It seems that using machine/deep learning to solve PDEs is very popular (actually, not only in scientific computing, but also in all fields). So I want to know the reasons behind this. And is the prospect cheerful?
There are many different PDEs. Some of these were solved long before the invention of the digital computer. While there may be some exciting new developments in this area, the two are not necessarily linked. Because your initial statement is not necessarily true, the question that follows is problematic or ill-posed. Perhaps you might ask if there are any important PDEs that defy analytical (or existing numerical) solution, but might be solved using advanced computational means not previously available?
Partial differential equations (PDEs) are indispensable for modeling many physical phenomena and also commonly used for solving image processing tasks. In the latter area, PDE-based approaches interpret image data as discretizations of multivariate functions and the output of image processing algorithms as solutions to certain PDEs. Posing image processing problems in the infinite-dimensional setting provides powerful tools for their analysis and solution.

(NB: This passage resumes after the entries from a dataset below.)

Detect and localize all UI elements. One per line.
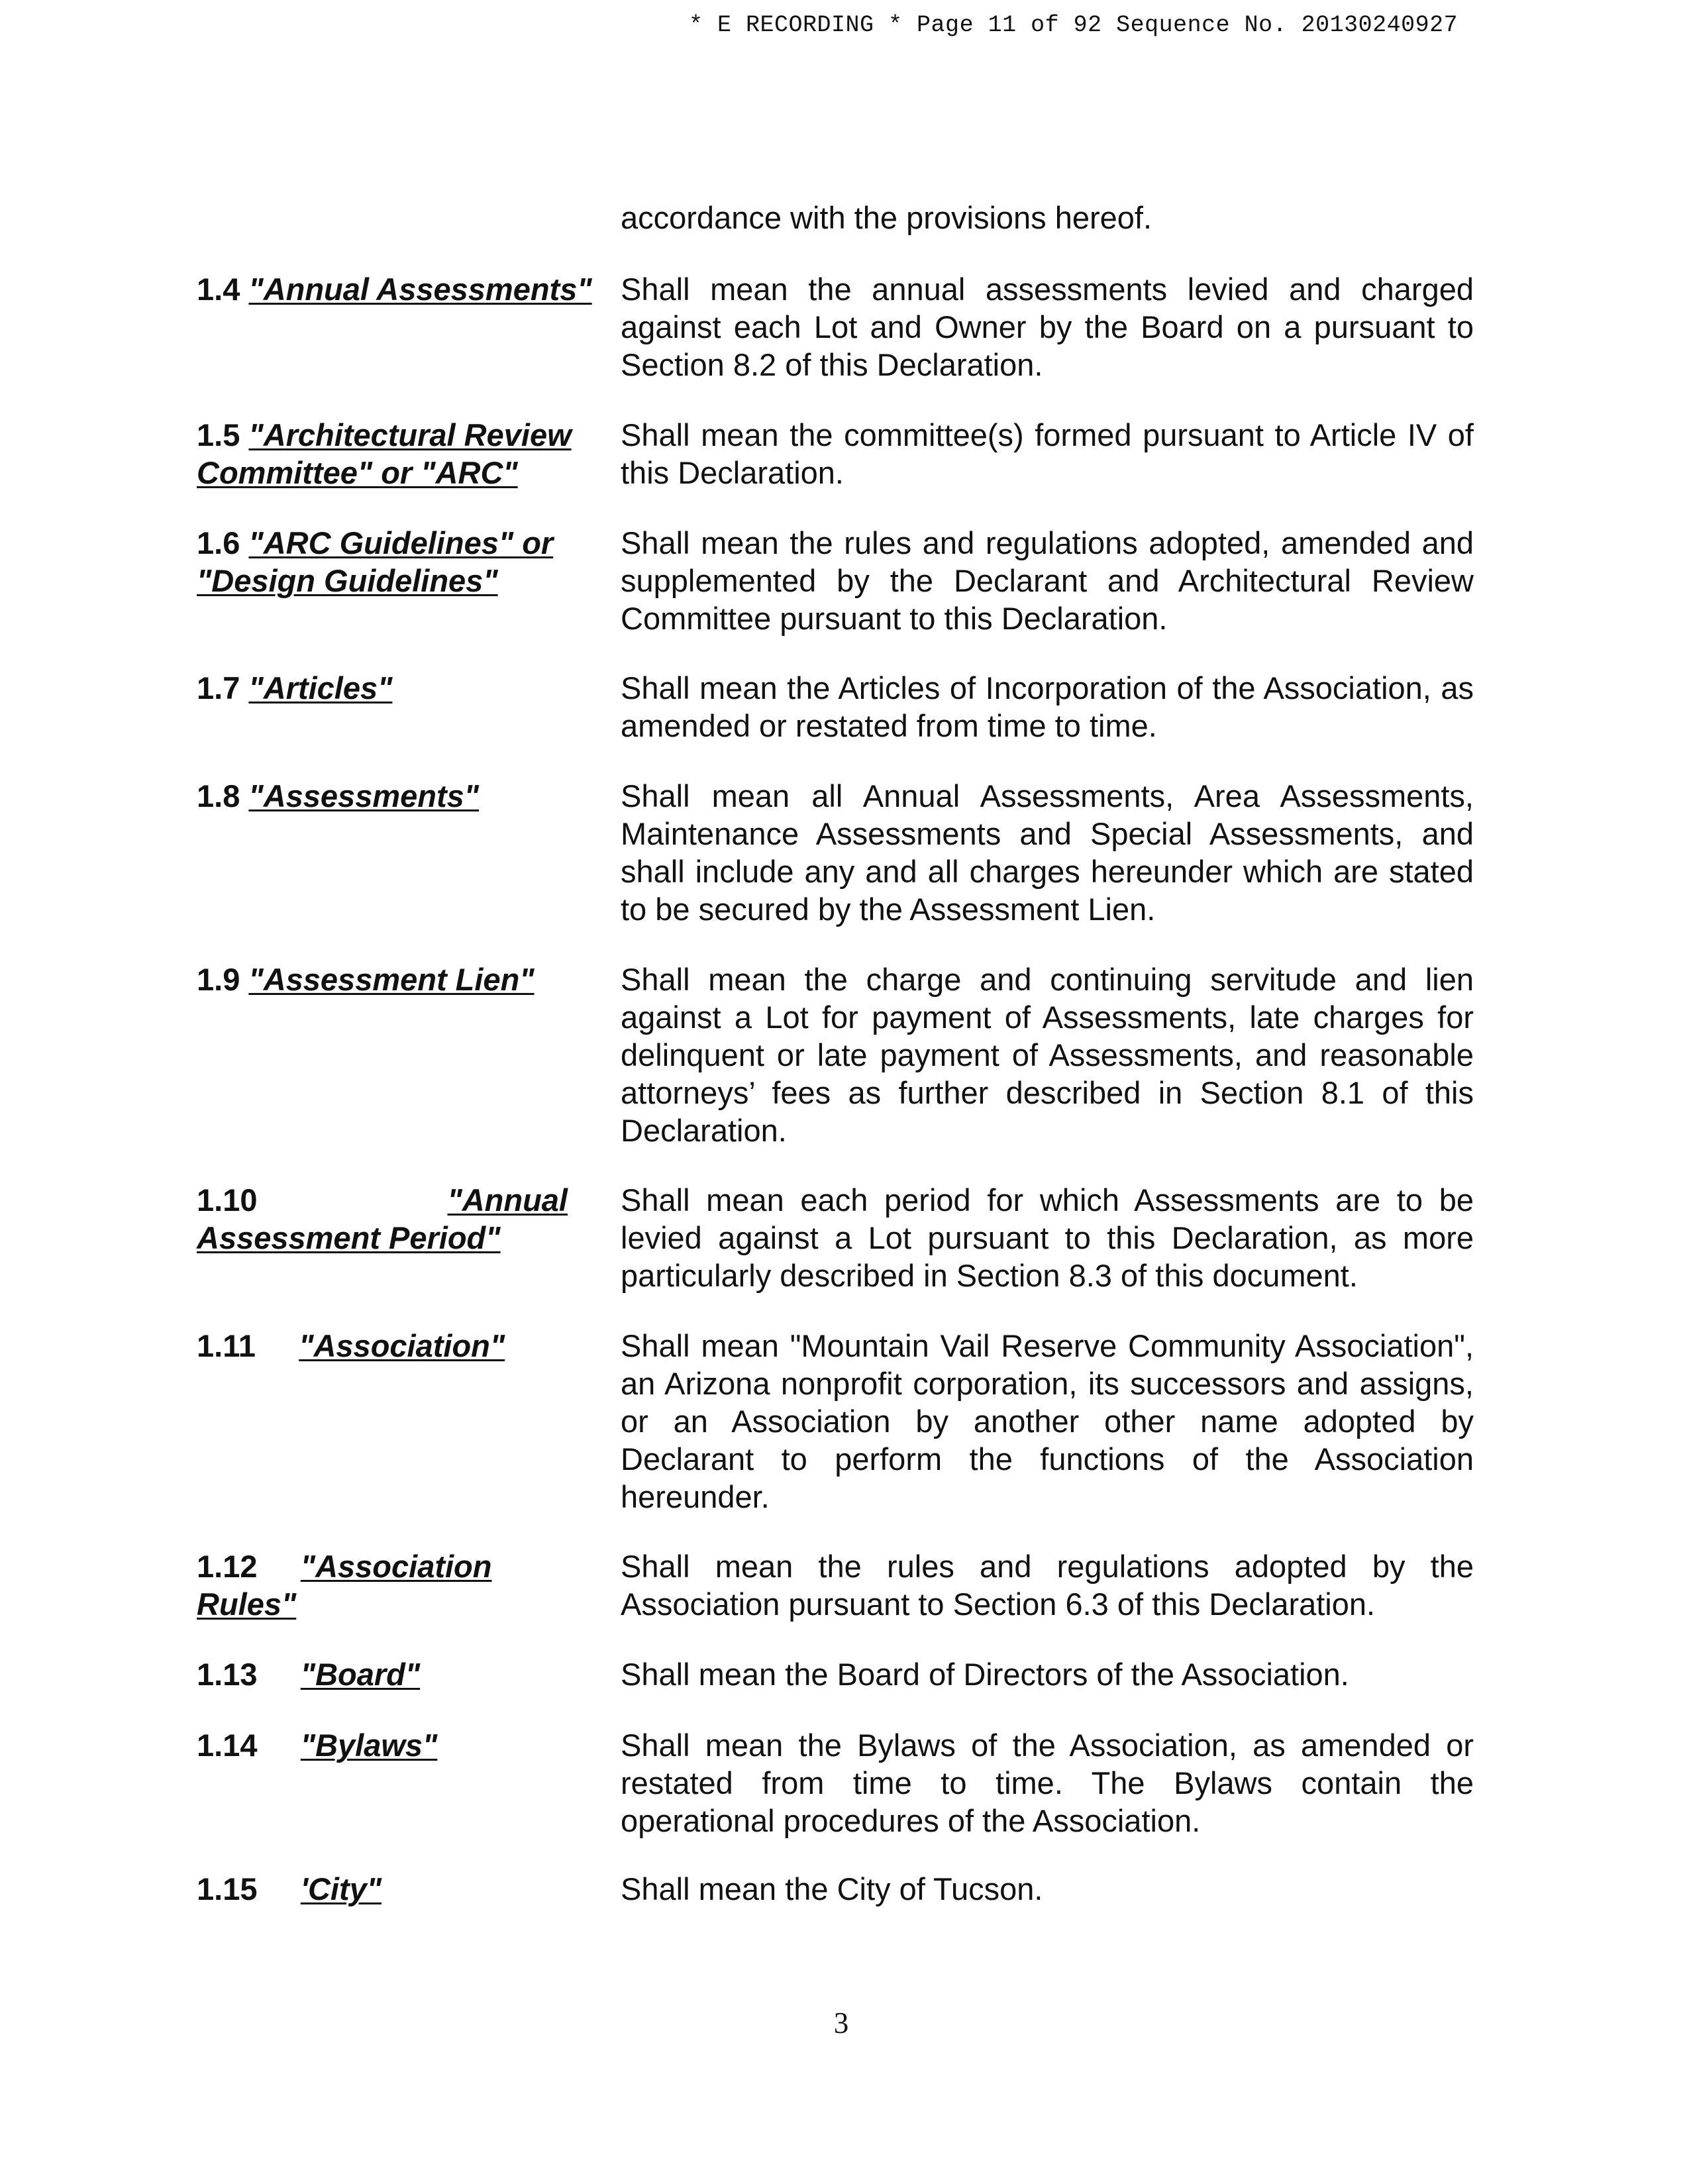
term-name: "Articles" (248, 670, 393, 705)
term-number: 1.7 (197, 670, 240, 705)
term (197, 524, 594, 599)
definition-text: Shall mean the charge and continuing servitude and lien against a Lot for payment of Assessments, late charges for delinquent or late payment of Assessments, and reasonable attorneys’ fees as further described in Section 8.1 of this Declaration. (621, 962, 1474, 1148)
definition-text: Shall mean the City of Tucson. (621, 1871, 1043, 1906)
term-number: 1.8 (197, 778, 240, 813)
term (197, 961, 594, 998)
term (197, 1327, 594, 1365)
term-name: "Bylaws" (300, 1728, 438, 1763)
term (197, 777, 594, 815)
term (197, 1181, 568, 1257)
definition-text: Shall mean the annual assessments levied and charged against each Lot and Owner by the Board on a pursuant to Section 8.2 of this Declaration. (621, 272, 1474, 382)
term-number: 1.5 (197, 417, 240, 452)
term-number: 1.10 (197, 1182, 258, 1218)
term-number: 1.11 (197, 1328, 256, 1363)
term-number: 1.12 (197, 1549, 258, 1584)
term-name: "Annual Assessments" (248, 272, 592, 307)
definition-text: Shall mean the Bylaws of the Association, as amended or restated from time to time. The Bylaws contain the operational procedures of the Association. (621, 1728, 1474, 1838)
page-number: 3 (833, 2006, 849, 2040)
term (197, 1726, 594, 1764)
term (197, 1870, 594, 1908)
continued-text: accordance with the provisions hereof. (621, 200, 1152, 235)
term-number: 1.15 (197, 1871, 258, 1906)
term (197, 270, 594, 308)
term (197, 1655, 594, 1693)
term-number: 1.9 (197, 962, 240, 997)
term-name: "Association" (299, 1328, 505, 1363)
term (197, 1547, 521, 1623)
definition-text: Shall mean the committee(s) formed pursuant to Article IV of this Declaration. (621, 417, 1474, 490)
definition-text: Shall mean all Annual Assessments, Area Assessments, Maintenance Assessments and Special Assessments, and shall include any and all charges hereunder which are stated to be secured by the Assessment Lien. (621, 778, 1474, 927)
definition-text: Shall mean the rules and regulations adopted, amended and supplemented by the Declarant and Architectural Review Committee pursuant to this Declaration. (621, 525, 1474, 636)
term-name: "Assessment Lien" (248, 962, 535, 997)
term-number: 1.4 (197, 272, 240, 307)
term-name: "Association Rules" (197, 1549, 492, 1622)
term-name: "ARC Guidelines" or "Design Guidelines" (197, 525, 554, 598)
term-number: 1.13 (197, 1657, 258, 1692)
term-name: "Architectural Review Committee" or "ARC" (197, 417, 572, 490)
definition-text: Shall mean the rules and regulations adopted by the Association pursuant to Section 6.3 of this Declaration. (621, 1549, 1474, 1622)
term-number: 1.6 (197, 525, 240, 560)
definition-text: Shall mean "Mountain Vail Reserve Community Association", an Arizona nonprofit corporation, its successors and assigns, or an Association by another other name adopted by Declarant to perform the functions of the Association hereunder. (621, 1328, 1474, 1514)
term-name: 'City" (300, 1871, 382, 1906)
term-name: "Assessments" (248, 778, 480, 813)
term-name: "Annual Assessment Period" (197, 1182, 568, 1255)
term (197, 416, 607, 492)
term-number: 1.14 (197, 1728, 258, 1763)
definition-text: Shall mean each period for which Assessments are to be levied against a Lot pursuant to this Declaration, as more particularly described in Section 8.3 of this document. (621, 1182, 1474, 1293)
recording-header: * E RECORDING * Page 11 of 92 Sequence No. 20130240927 (689, 12, 1458, 38)
definition-text: Shall mean the Board of Directors of the Association. (621, 1657, 1349, 1692)
definition-text: Shall mean the Articles of Incorporation of the Association, as amended or restated from time to time. (621, 670, 1474, 743)
term (197, 669, 594, 707)
term-name: "Board" (300, 1657, 421, 1692)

For the last few decades, the reinterpretation of classical image processing problems through the PDE lens has been creating multiple celebrated approaches that benefit a vast area of tasks including image segmentation, denoising, registration, and reconstruction. In this paper, we establish a new PDE interpretation of a class of deep convolutional neural networks (CNN) that are commonly used to learn from speech, image, and video data. Our interpretation includes convolution residual neural networks (ResNet), which are among the most promising approaches for tasks such as image classification having improved the state-of-the-art performance in prestigious benchmark challenges. Despite their recent successes, deep ResNets still face some critical challenges associated with their design, immense computational costs and memory requirements, and lack of understanding of their reasoning. Guided by well-established PDE theory, we derive three new ResNet architectures that fall into two new classes: parabolic and hyperbolic CNNs. We demonstrate how PDE theory can provide new insights and algorithms for deep learning and demonstrate the competitiveness of three new CNN architectures using numerical experiments
For a variety of machine learning approaches, Differential Equations are often important, mostly based on comparison to some mathematical physical models.
Differential equations are a crucial method in physics for modelling a system's dynamics. Differential equations essentially tie the change rate of one quantity
to other device characteristics (with many variations on this subject).
So you are simply talking about unequal equal treatment when you try to model the learner as a dynamic model (for example, a network of neural weights that shift in compliance with some rule).
Unfortunately, it is not as easy to overcome differential equations as solve a (ordinary) equation. Rather, you must know some theory about how multiple
forms of differential equations generate different types of solutions.
There is also a large body of literature on numerical differential equations, which can be very overwhelming. Most examples I know are from computer vision, for example when the visual flow of an image is to be calculated from image sequences. But it is also possible that differential equations will pop any time a learning algorithm arrives from a comparison with a physical device.